Macrophages contain numerous dynamic, dot-like adhesion structures called podosomes. They consist of a core of actin filaments and associated proteins and a ring structure containing plaque proteins such as vinculin and talin (see image). Besides their role in adhesion, podosomes most probably have important functions in migration and invasion of cells.
We are interested in the proteins and mechanisms involved in podosome regulation. Earlier, we could show that WASp (Wiskott-Aldrich Syndrome protein) and actin-nucleating Arp2/3 complex are important regulators of podosomes. We also characterized several domains of WASp and their contribution to actin filament formation. We are now trying to unravel other signal cascades controlling podosome turnover.
According to our results, microtubules positively regulate podosome formation in human macrophages (see our logo: podosomes and microtubules). In particular, we could show that the kinesin KIF1C localizes to microtubule plus ends where it regulates podosome dynamics (i.e., fission and dissolution). Therefore, we also focus on functional interactions between podosomes and the microtubule system.

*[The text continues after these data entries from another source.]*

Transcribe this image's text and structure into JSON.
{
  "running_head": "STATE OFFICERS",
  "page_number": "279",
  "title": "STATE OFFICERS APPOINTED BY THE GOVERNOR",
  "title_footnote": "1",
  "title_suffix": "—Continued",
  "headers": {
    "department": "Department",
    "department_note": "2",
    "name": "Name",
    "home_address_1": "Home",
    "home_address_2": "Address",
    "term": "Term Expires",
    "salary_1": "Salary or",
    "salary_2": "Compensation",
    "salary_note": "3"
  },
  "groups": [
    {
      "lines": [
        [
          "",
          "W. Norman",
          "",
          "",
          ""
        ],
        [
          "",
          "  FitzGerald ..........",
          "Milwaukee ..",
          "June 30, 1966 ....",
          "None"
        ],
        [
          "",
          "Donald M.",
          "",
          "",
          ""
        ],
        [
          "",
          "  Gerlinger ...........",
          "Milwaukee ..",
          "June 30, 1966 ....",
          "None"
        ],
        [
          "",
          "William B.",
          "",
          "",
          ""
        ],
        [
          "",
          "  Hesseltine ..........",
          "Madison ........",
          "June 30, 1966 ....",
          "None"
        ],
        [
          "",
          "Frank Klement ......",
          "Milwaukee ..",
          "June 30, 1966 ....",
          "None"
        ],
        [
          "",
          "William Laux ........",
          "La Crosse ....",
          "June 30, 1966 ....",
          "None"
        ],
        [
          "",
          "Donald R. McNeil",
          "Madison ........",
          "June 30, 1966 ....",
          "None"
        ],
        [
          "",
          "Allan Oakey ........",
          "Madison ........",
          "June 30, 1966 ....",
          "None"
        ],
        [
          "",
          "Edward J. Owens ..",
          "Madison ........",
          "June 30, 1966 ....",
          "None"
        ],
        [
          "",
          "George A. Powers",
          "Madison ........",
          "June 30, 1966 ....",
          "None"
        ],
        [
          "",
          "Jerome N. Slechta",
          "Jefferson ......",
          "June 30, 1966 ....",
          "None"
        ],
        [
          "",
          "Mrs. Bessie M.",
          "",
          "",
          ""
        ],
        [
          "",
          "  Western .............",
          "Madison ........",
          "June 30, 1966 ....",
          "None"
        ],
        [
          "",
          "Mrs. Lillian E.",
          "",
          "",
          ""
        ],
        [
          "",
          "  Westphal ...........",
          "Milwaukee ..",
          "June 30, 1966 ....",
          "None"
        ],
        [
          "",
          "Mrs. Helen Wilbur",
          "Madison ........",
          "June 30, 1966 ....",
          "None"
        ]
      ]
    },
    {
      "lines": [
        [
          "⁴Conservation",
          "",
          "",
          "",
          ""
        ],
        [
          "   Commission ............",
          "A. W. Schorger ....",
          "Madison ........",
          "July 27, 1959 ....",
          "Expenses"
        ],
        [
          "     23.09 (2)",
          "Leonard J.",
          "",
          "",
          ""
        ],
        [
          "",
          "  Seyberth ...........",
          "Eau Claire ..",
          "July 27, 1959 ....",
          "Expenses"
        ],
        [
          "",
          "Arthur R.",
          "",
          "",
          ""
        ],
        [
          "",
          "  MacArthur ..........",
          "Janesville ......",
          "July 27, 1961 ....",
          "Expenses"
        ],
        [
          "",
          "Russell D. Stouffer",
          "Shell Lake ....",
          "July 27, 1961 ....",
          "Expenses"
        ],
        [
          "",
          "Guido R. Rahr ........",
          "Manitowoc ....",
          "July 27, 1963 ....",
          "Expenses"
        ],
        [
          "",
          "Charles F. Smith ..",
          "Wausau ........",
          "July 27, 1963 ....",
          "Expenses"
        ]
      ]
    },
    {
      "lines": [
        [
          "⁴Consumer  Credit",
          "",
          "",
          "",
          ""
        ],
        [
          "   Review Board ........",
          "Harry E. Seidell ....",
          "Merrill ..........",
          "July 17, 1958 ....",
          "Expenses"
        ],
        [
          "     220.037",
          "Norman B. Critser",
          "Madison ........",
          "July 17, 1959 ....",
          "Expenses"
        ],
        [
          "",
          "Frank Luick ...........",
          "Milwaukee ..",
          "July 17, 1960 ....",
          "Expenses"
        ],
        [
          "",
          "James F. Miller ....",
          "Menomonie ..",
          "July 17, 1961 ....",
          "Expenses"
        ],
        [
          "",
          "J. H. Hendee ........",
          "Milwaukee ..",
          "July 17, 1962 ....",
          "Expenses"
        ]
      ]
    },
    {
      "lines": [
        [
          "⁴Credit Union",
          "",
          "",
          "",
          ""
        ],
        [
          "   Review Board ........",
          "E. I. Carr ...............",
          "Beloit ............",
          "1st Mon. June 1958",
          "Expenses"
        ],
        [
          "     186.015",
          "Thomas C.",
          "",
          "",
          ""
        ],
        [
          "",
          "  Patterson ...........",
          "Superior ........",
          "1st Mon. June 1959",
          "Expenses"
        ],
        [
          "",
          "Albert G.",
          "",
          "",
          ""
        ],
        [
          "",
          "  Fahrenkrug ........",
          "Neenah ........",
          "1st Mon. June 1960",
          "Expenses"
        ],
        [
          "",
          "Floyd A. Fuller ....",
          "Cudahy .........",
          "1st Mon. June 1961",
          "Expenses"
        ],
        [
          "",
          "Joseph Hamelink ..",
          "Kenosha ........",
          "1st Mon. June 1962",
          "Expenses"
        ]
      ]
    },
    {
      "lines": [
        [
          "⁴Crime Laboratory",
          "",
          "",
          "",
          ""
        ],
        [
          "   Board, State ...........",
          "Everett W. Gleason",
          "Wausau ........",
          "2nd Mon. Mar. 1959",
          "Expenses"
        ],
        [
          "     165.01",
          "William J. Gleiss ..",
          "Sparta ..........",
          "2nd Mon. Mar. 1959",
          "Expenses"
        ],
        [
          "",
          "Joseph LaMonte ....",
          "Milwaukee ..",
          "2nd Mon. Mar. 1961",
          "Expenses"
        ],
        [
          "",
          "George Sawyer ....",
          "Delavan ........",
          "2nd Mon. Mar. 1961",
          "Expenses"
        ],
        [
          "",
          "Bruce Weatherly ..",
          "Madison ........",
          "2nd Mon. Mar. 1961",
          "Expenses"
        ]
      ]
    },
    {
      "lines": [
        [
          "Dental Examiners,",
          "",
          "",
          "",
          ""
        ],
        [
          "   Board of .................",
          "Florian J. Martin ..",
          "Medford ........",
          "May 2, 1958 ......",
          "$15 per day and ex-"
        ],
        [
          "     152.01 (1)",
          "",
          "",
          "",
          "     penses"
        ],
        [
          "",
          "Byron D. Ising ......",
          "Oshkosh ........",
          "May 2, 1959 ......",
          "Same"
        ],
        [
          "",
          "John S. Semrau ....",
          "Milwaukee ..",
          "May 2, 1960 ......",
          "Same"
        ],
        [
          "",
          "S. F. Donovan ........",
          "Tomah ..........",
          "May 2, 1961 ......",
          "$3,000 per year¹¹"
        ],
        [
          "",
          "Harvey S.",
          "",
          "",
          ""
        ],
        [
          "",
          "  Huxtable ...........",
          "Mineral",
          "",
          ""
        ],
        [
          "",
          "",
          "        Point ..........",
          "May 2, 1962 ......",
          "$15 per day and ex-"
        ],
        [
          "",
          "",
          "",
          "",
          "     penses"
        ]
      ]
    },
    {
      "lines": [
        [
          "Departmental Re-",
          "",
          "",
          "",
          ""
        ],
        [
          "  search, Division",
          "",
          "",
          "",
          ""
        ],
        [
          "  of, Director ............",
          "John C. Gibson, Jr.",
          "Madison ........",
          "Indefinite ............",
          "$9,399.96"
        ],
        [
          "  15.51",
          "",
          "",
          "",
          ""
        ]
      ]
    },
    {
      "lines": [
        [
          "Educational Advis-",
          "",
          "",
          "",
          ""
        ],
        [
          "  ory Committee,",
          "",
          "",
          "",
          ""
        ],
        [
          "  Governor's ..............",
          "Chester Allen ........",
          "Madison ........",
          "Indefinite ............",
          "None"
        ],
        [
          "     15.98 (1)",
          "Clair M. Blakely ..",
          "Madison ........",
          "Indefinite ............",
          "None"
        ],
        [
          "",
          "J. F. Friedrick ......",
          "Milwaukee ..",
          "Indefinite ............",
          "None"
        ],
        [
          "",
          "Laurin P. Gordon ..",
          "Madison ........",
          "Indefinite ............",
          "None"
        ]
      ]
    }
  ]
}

Endothelial cells are components of all blood vessels where they form monolayered tubular structures. They control the passage of materials as well as the transmigration of white blood cells into and out of the bloodstream. The integrity and regulation of the endothelial cell layer of blood vessels is therefore of critical importance for physiological and pathological processes such as wound healing, angiogenesis or inflammation. Endothelial regulation demands an exact coordination of cell movement as well as the dissolution and re-establishing of cell-cell-contacts. The basis for these phenomena is the dynamic and exactly controlled regulation of the actin cytoskeleton.
We are interested in the mechanisms regulating endothelial integrity, especially in the context of wound healing and stimulation with bacterial noxes (e.g. CNF-1, see image). Regulators of the actin cytoskeleton, especially effector proteins of RhoGTPases, play important roles here. We are studying these processes and the proteins involved on the molecular as well as on the cellular level.